Politica regionale, nazionale e internazionale

Pierfranco Bruni, candidato alla Presidenza della Regione Puglia, sottoscrive le proposte della LAV contro il randagismo e a favore del bonus economico annuale per gli animali domestici e le nuove normative per la vivisezione

FRANCO PIERO ANTONIO detto PIERFRANCO BRUNI, Presidente candidato alla Regione Puglia, per Fiamma Tricolore, si impegna a sostenere le proposte della LAV che mirano a integrare la Legge Regionale n. 2 del 7/02/2020 di aspetti di notevole importanza quali la prevenzione del randagismo, il miglioramento delle condizioni degli animali ospitati nei canili e nelle oasi feline e l’assegnazione di un bonus economico annuale alle famiglie in difficoltà per l’acquisto di cibo, farmaci e spese veterinarie per i loro animali domestici.

Tra le altre proposte della LAV che Pierfranco Bruni, Presidente candidato alla Regione Puglia per Fiamma Tricolore, sottoscrive, dimostrando una grande sensibilità in temi riguardanti gli animali e l’ambiente, vi è anche l’aumento del numero di Centri territoriali di prima accoglienza della fauna selvatica al fine di garantire, su tutto il territorio nazionale, il rapido soccorso degli animali feriti da parte degli incaricati, oltre a essere d’accordo sul fatto di incrementare la superficie dei territori sottoposti a protezione della fauna selvatica, attualmente solo al 20%.

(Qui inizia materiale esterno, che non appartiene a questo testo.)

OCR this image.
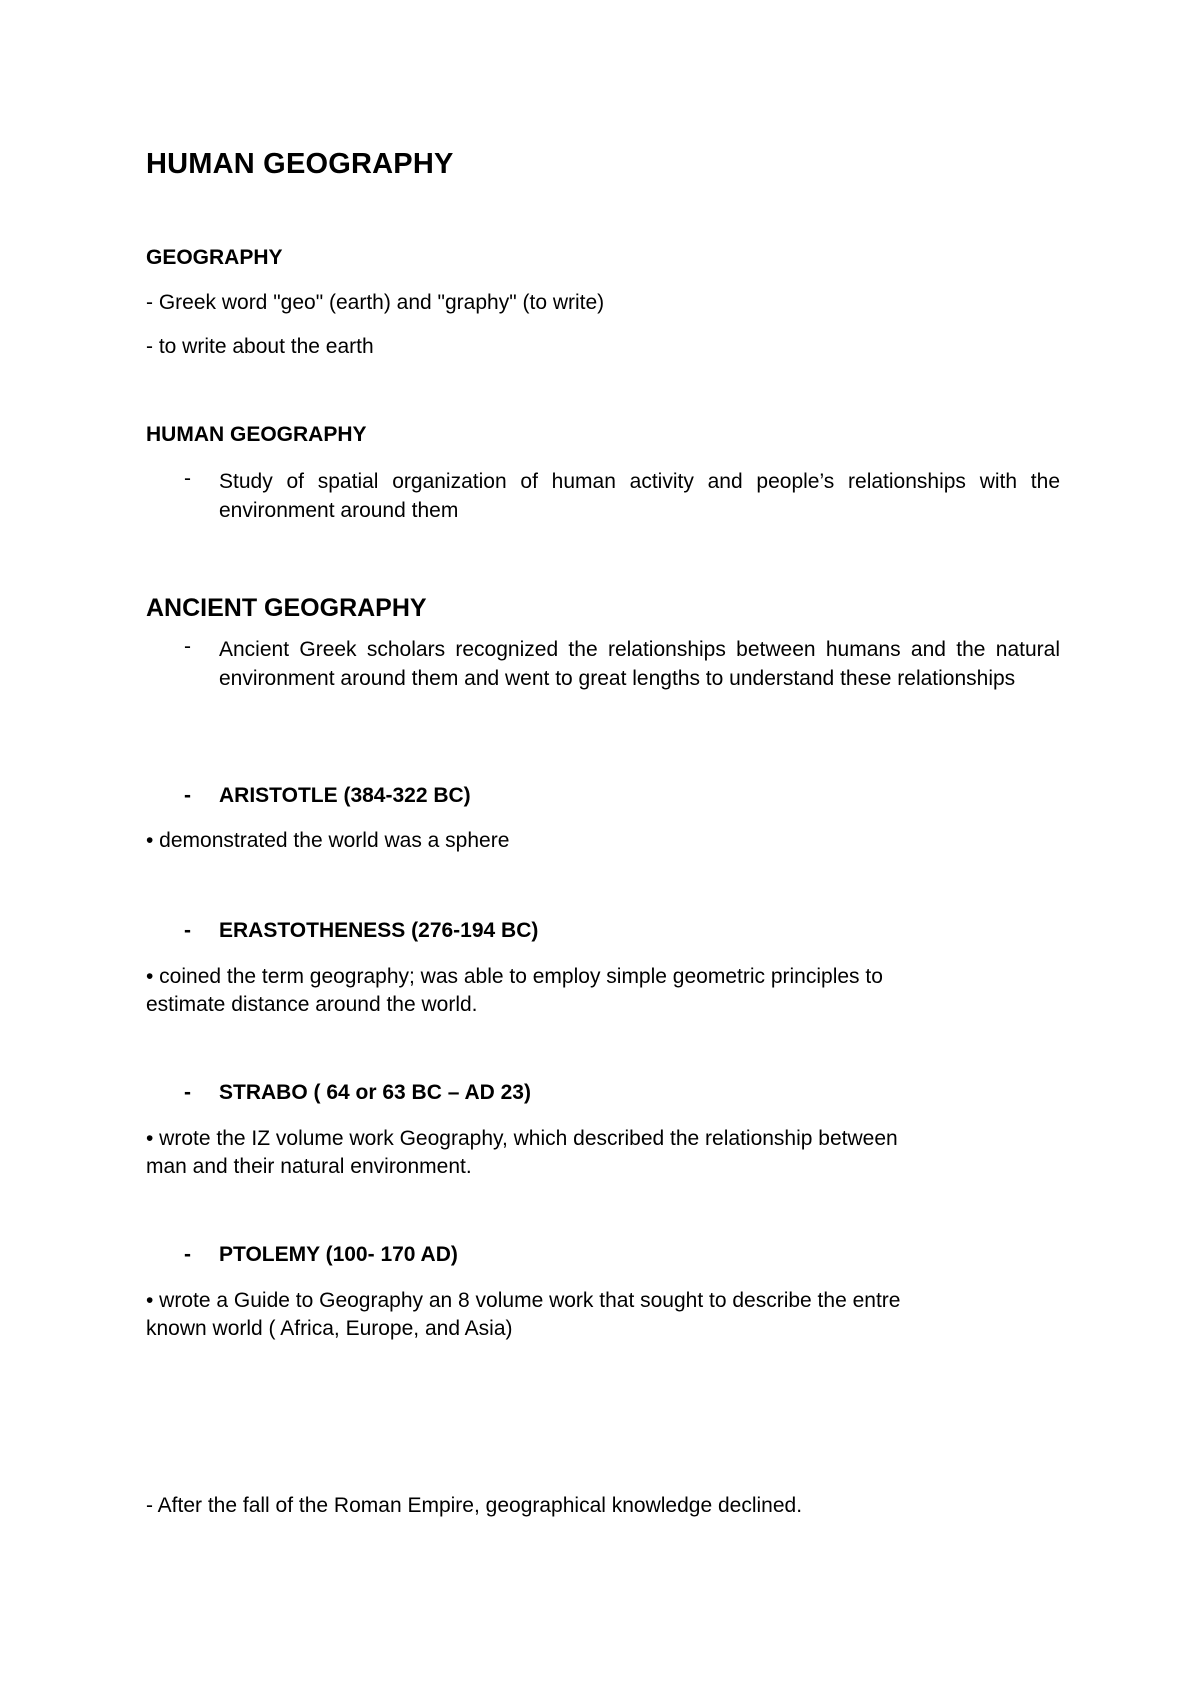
HUMAN GEOGRAPHY
GEOGRAPHY
- Greek word "geo" (earth) and "graphy" (to write)
- to write about the earth
HUMAN GEOGRAPHY
- Study of spatial organization of human activity and people’s relationships with the environment around them
ANCIENT GEOGRAPHY
- Ancient Greek scholars recognized the relationships between humans and the natural environment around them and went to great lengths to understand these relationships
- ARISTOTLE (384-322 BC)
• demonstrated the world was a sphere
- ERASTOTHENESS (276-194 BC)
• coined the term geography; was able to employ simple geometric principles to
estimate distance around the world.
- STRABO ( 64 or 63 BC – AD 23)
• wrote the IZ volume work Geography, which described the relationship between
man and their natural environment.
- PTOLEMY (100- 170 AD)
• wrote a Guide to Geography an 8 volume work that sought to describe the entre
known world ( Africa, Europe, and Asia)
- After the fall of the Roman Empire, geographical knowledge declined.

“Tutelare gli animali è un segno di grande civiltà”, afferma Pierfranco Bruni. “Concordo con l’incentivare le campagne di sterilizzazione gratuita per quegli animali a rischio di riproduzione incontrollata e ritengo che sia necessario finanziare lo sviluppo di metodi sostitutivi alla vivisezione negli Istituti di ricerca. Il benessere degli animali è il nostro benessere. Ben vengano proposte intelligenti come quelle della LAV se mirano a un miglioramento anche delle condizioni di vita dei nostri concittadini. Il fenomeno del randagismo va eliminato poiché può risultare pericoloso per l’intera comunità”.